The following is written by David Kamoe, a life-long sports fan whose sister is a close friend. David is an avid A's fan, wen to to high school with Drew Gooden and can't believe that Giants commentator Mike Krukow used to refer to the right-centerfield expanse at Pac Bell Park as "Finley Alley," referring to Steve Finley who remarkably wore a Giants uniform for a season. David will likely be stopping by these parts a few times a month, so treat him right. And no sister jokes.

The NHL network does not have a glut of programming available to it. Unlike the NFL and MLB networks, the NHL network generally shows a collection of 30-minute or hour-long specials talking up players, coaches, teams, or announcers. The only time it varies is during the All-star break when they heavily covered the events in Montreal, during the draft, and simulcasting hockey from TSN, CBC, and occasionally Rogersnet. All this is fine. The NHL network is not an old entity and in time may develop programming much the same as the NFL and MLB networks. On July 19, 2009, however, they took a new step and in doing so provided a thought.

The NHL network replayed the fifth and final game of the 1979 Stanley Cup finals between the Montreal Canadiens and the New York Rangers. The game was played at Montreal’s venerable Forum. This was the first time I have ever sat down and watched a game featuring one of hockey’s hollowed buildings. Part of what drew me to it was former Canadiens goalie Ken Dryden. Dryden, who was playing in his last game that night, went on to pen the book The Game. If you haven’t read it: do so. It is a fantastic look at both hockey, Montreal, and the inner workings of perhaps the most storied franchise in sports.

What stood out for me was not Dryden in the nets, Lemarie and Robinson on the wings, or Shutt and Savard up front. What caught my eye was what was not there. The boards at the Montreal Forum had not one advertisement on them. The ice only bore the classic logo of the Canadiens at center ice. Only by looking into the stands did someone see an ad for Molson beer.

These days, every arena, ballpark, and court has advertisements all over them.
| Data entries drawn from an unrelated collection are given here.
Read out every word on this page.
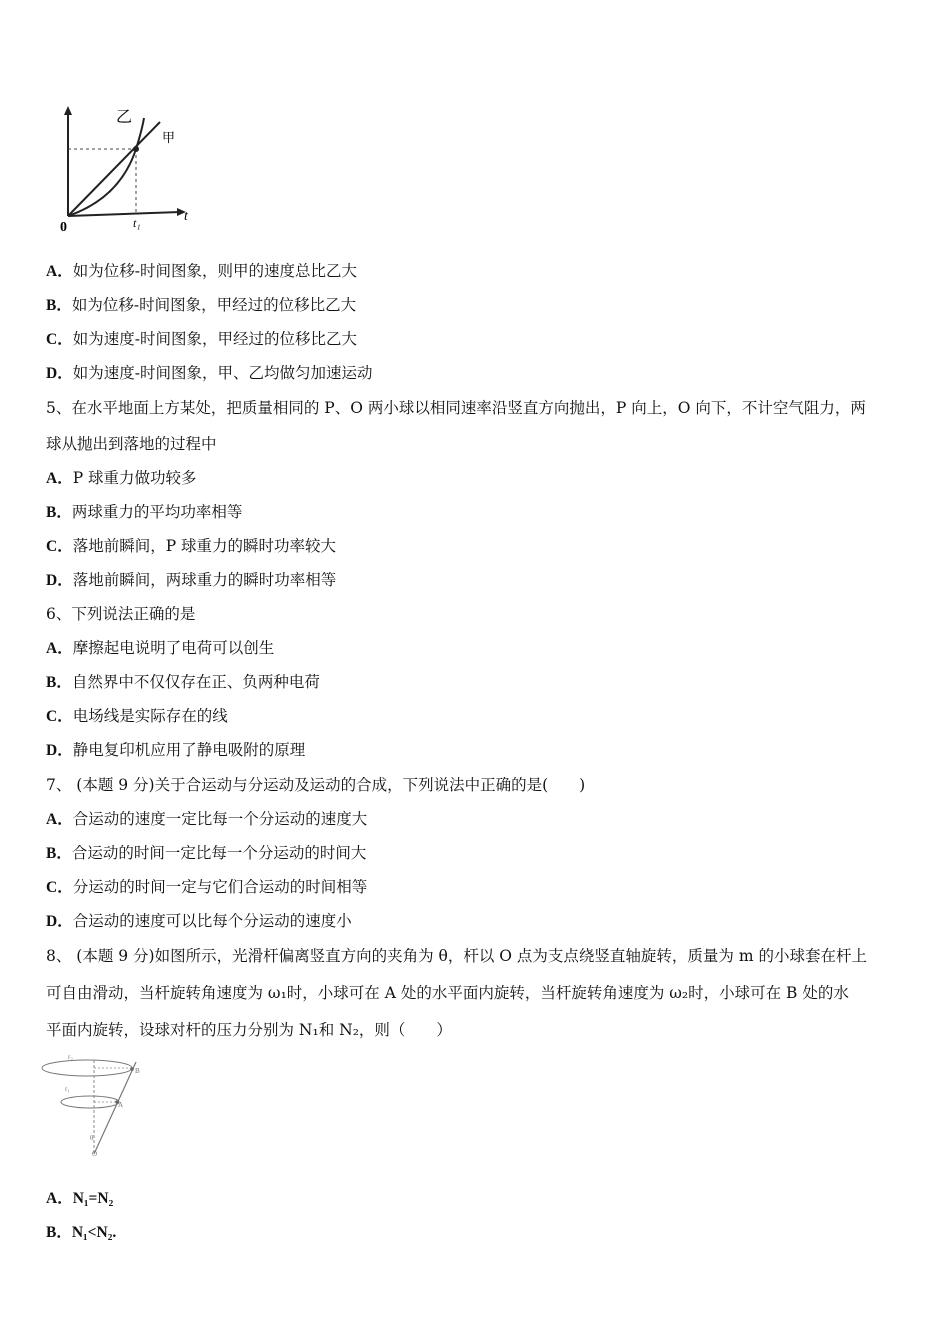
乙
甲
0	t₁	t
A．如为位移-时间图象，则甲的速度总比乙大
B．如为位移-时间图象，甲经过的位移比乙大
C．如为速度-时间图象，甲经过的位移比乙大
D．如为速度-时间图象，甲、乙均做匀加速运动
5、在水平地面上方某处，把质量相同的 P、O 两小球以相同速率沿竖直方向抛出，P 向上，O 向下，不计空气阻力，两
球从抛出到落地的过程中
A．P 球重力做功较多
B．两球重力的平均功率相等
C．落地前瞬间，P 球重力的瞬时功率较大
D．落地前瞬间，两球重力的瞬时功率相等
6、下列说法正确的是
A．摩擦起电说明了电荷可以创生
B．自然界中不仅仅存在正、负两种电荷
C．电场线是实际存在的线
D．静电复印机应用了静电吸附的原理
7、 (本题 9 分)关于合运动与分运动及运动的合成，下列说法中正确的是(　　)
A．合运动的速度一定比每一个分运动的速度大
B．合运动的时间一定比每一个分运动的时间大
C．分运动的时间一定与它们合运动的时间相等
D．合运动的速度可以比每个分运动的速度小
8、 (本题 9 分)如图所示，光滑杆偏离竖直方向的夹角为 θ，杆以 O 点为支点绕竖直轴旋转，质量为 m 的小球套在杆上
可自由滑动，当杆旋转角速度为 ω₁时，小球可在 A 处的水平面内旋转，当杆旋转角速度为 ω₂时，小球可在 B 处的水
平面内旋转，设球对杆的压力分别为 N₁和 N₂，则（　　）
r₂
r₁
B
A
θ
O
A．N₁=N₂
B．N₁<N₂.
This is especially confusing in hockey where the contrast of the ice and the vulcanized rubber puck is how the sport can be followed on TV. Sure, the advent of HD has helped immeasurably but the ads are too much.

Going back to Dryden and The Game, there is an anecdote in it where Dryden talks about playing in the 1976 hockey game between Canada and the USSR. The game was to be televised on CBS but the NHL felt it needed more income. To supplement their income, they sold advertising space on the boards. The CBS brass was so incensed that they deliberately shot the game so as to not show the ads. I still shake my head when I think about this fact.

The problem is that there is too much money to be had with advertising and the NHL is not a cash cow. That being said, the NFL -- which does consider itself an endless moneymaker—is completely dictated by ads. Thus, the Super Bowl is a stop and start event better watched at home and the seventh game of the Stanley Cup is an edge-of-your-seat thriller good on TV and great in person. C’est la vie.